WN-Whirlpool – Amiens : Macron froidement accueilli

27 Novembre 2019

En visite le 22 novembre dans la capitale picarde, dans une des régions les plus ouvrières et pauvres du pays, Macron, qui s’est présenté comme « l’enfant d’Amiens », a eu sa petite phrase moralisatrice pour chacun.

Dans la cité sinistrée par le chômage du quartier du Pigeonnier, seuls quelques dizaines de gamins – moins nombreux que les policiers du RAID postés sur les toits – se sont pressés à son passage pour faire des selfies. « Il ne faut rien lâcher », a lancé Macron. À quoi faisait-il allusion ? À l’hôpital, où se déroule une grève contre le manque de personnel, il a sermonné les salariés : « Beaucoup me disent qu’il faut rouvrir des postes et des lits. Ce n’est pas vrai. » Et surtout, aux ex-salariés de Whirlpool, dont la manifestation a été refoulée aux abords de l’université, mais qu’il a daigné rencontrer par la suite, il a répété qu’il ne faut pas ressasser le passé, mais aller de l’avant. Visiblement, se retrouver sans emploi, il n’imagine même pas ce que c’est.

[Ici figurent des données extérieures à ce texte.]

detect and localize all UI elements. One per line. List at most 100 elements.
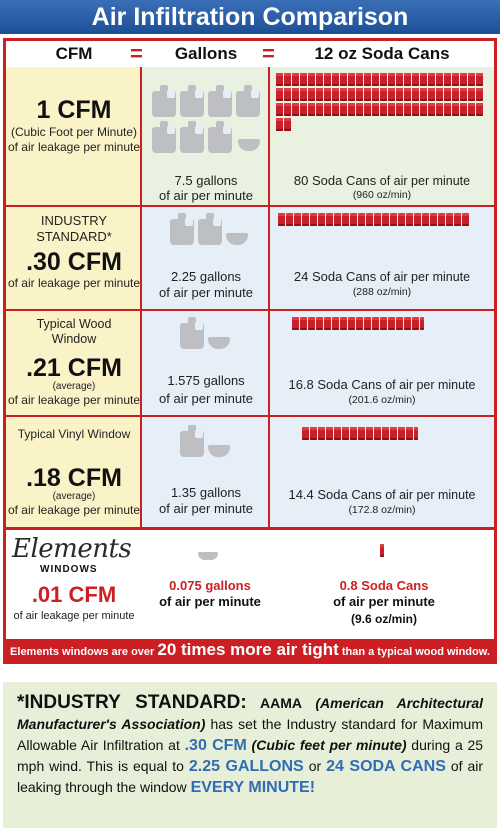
note-heading: *INDUSTRY STANDARD: bbox=[17, 692, 247, 713]
soda-can-icon bbox=[404, 103, 411, 116]
soda-can-icon bbox=[420, 103, 427, 116]
soda-can-icon bbox=[452, 73, 459, 86]
soda-can-icon bbox=[278, 213, 285, 226]
gallons-cell: 2.25 gallons of air per minute bbox=[142, 207, 270, 309]
soda-cans bbox=[276, 73, 490, 133]
soda-can-icon bbox=[332, 103, 339, 116]
soda-can-icon bbox=[364, 317, 371, 330]
industry-standard-note: *INDUSTRY STANDARD: AAMA (American Archi… bbox=[3, 682, 497, 828]
note-cans: 24 SODA CANS bbox=[326, 758, 446, 775]
header-cfm: CFM bbox=[55, 44, 93, 63]
soda-can-icon bbox=[326, 213, 333, 226]
gallons-value: 1.35 gallons bbox=[170, 485, 242, 500]
jug-icon bbox=[152, 85, 176, 117]
row-label: Typical Wood Window bbox=[36, 317, 112, 346]
gallons-value: 7.5 gallons bbox=[174, 173, 238, 188]
cans-cell: 14.4 Soda Cans of air per minute (172.8 … bbox=[270, 417, 494, 527]
soda-can-icon bbox=[316, 103, 323, 116]
soda-can-icon bbox=[452, 88, 459, 101]
soda-can-icon bbox=[404, 73, 411, 86]
jug-icon bbox=[180, 425, 204, 457]
soda-can-icon bbox=[308, 317, 315, 330]
soda-can-icon bbox=[428, 103, 435, 116]
note-gallons: 2.25 GALLONS bbox=[188, 758, 304, 775]
soda-can-icon bbox=[356, 73, 363, 86]
jug-icon bbox=[180, 317, 204, 349]
soda-can-icon bbox=[358, 427, 365, 440]
soda-can-icon bbox=[412, 73, 419, 86]
soda-can-icon bbox=[316, 317, 323, 330]
soda-can-icon bbox=[462, 213, 469, 226]
soda-can-icon bbox=[284, 103, 291, 116]
equals-sign: = bbox=[262, 41, 275, 66]
jug-icon bbox=[236, 85, 260, 117]
comparison-table: CFM = Gallons = 12 oz Soda Cans 1 CFM (C… bbox=[3, 38, 497, 664]
soda-can-icon bbox=[350, 427, 357, 440]
soda-can-icon bbox=[404, 317, 411, 330]
soda-can-icon bbox=[372, 88, 379, 101]
soda-can-icon bbox=[286, 213, 293, 226]
cans-value: 24 Soda Cans of air per minute bbox=[293, 269, 471, 284]
cfm-sub: (average) bbox=[52, 491, 96, 502]
soda-can-icon bbox=[396, 88, 403, 101]
soda-can-icon bbox=[380, 544, 384, 557]
soda-can-icon bbox=[468, 88, 475, 101]
soda-can-icon bbox=[460, 73, 467, 86]
soda-can-icon bbox=[284, 73, 291, 86]
cfm-leak-text: of air leakage per minute bbox=[7, 276, 141, 290]
equals-sign: = bbox=[130, 41, 143, 66]
soda-cans bbox=[302, 427, 482, 442]
soda-can-icon bbox=[398, 213, 405, 226]
row-label: INDUSTRY STANDARD* bbox=[36, 213, 112, 244]
soda-can-icon bbox=[348, 103, 355, 116]
soda-can-icon bbox=[340, 317, 347, 330]
soda-can-icon bbox=[396, 73, 403, 86]
soda-can-icon bbox=[332, 88, 339, 101]
soda-can-icon bbox=[340, 73, 347, 86]
soda-can-icon bbox=[310, 213, 317, 226]
soda-can-icon bbox=[444, 73, 451, 86]
comparison-strip: Elements windows are over 20 times more … bbox=[6, 639, 494, 661]
soda-can-icon bbox=[468, 103, 475, 116]
bowl-icon bbox=[238, 139, 260, 151]
cfm-sub: (average) bbox=[52, 381, 96, 392]
soda-can-icon bbox=[444, 103, 451, 116]
soda-can-icon bbox=[348, 317, 355, 330]
soda-can-icon bbox=[404, 88, 411, 101]
soda-can-icon bbox=[372, 317, 379, 330]
cfm-value: .21 CFM bbox=[26, 354, 122, 382]
jug-icon bbox=[152, 121, 176, 153]
jug-icon bbox=[180, 121, 204, 153]
soda-can-icon bbox=[476, 88, 483, 101]
soda-can-icon bbox=[382, 213, 389, 226]
soda-can-icon bbox=[364, 73, 371, 86]
soda-can-icon bbox=[326, 427, 333, 440]
table-row: INDUSTRY STANDARD* .30 CFM of air leakag… bbox=[6, 207, 494, 311]
elements-logo: Elements bbox=[12, 534, 132, 564]
soda-can-icon bbox=[318, 427, 325, 440]
soda-can-icon bbox=[398, 427, 405, 440]
gallons-sub: of air per minute bbox=[159, 188, 253, 203]
note-text: has set the Industry standard for Maximu… bbox=[17, 716, 484, 753]
jug-icon bbox=[208, 85, 232, 117]
cfm-value: .30 CFM bbox=[26, 248, 122, 276]
soda-can-icon bbox=[412, 103, 419, 116]
soda-can-icon bbox=[420, 88, 427, 101]
soda-cans bbox=[278, 213, 492, 228]
soda-can-icon bbox=[324, 103, 331, 116]
soda-can-icon bbox=[324, 88, 331, 101]
soda-can-icon bbox=[348, 73, 355, 86]
cfm-cell: 1 CFM (Cubic Foot per Minute) of air lea… bbox=[6, 67, 142, 205]
note-aama-full: (American Architectural Manufacturer's A… bbox=[17, 695, 483, 732]
soda-can-icon bbox=[356, 317, 363, 330]
cfm-cell: INDUSTRY STANDARD* .30 CFM of air leakag… bbox=[6, 207, 142, 309]
gallons-sub: of air per minute bbox=[159, 594, 261, 609]
soda-can-icon bbox=[308, 88, 315, 101]
soda-can-icon bbox=[396, 103, 403, 116]
soda-can-icon bbox=[436, 73, 443, 86]
soda-can-icon bbox=[308, 73, 315, 86]
soda-can-icon bbox=[374, 213, 381, 226]
soda-can-icon bbox=[380, 88, 387, 101]
note-cfm-paren: (Cubic feet per minute) bbox=[251, 737, 407, 753]
soda-can-icon bbox=[476, 73, 483, 86]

Entre les deux tours de l’élection présidentielle, Macron avait fait sa promotion en assurant qu’il avait un repreneur pour les ouvriers de cette usine de sèche-linge. Celui-ci, président du Medef local, s’avéra n’être qu’un magouilleur qui empocha purement et simplement les dix millions d’euros destinés à la réindustrialisation du site. Après une année à jouer aux cartes dans des ateliers déserts ou à effectuer des stages « pour apprendre à sourire », les ouvriers ont été mis à la porte et l’usine, devenue WN, a de nouveau été fermée. Sur les 500 salariés qui y travaillaient il y a deux ans, 163 avaient été repris et 44 ont encore aujourd’hui un travail sur le site auprès d’un nouveau repreneur, Ageco, fabricant de mobilier.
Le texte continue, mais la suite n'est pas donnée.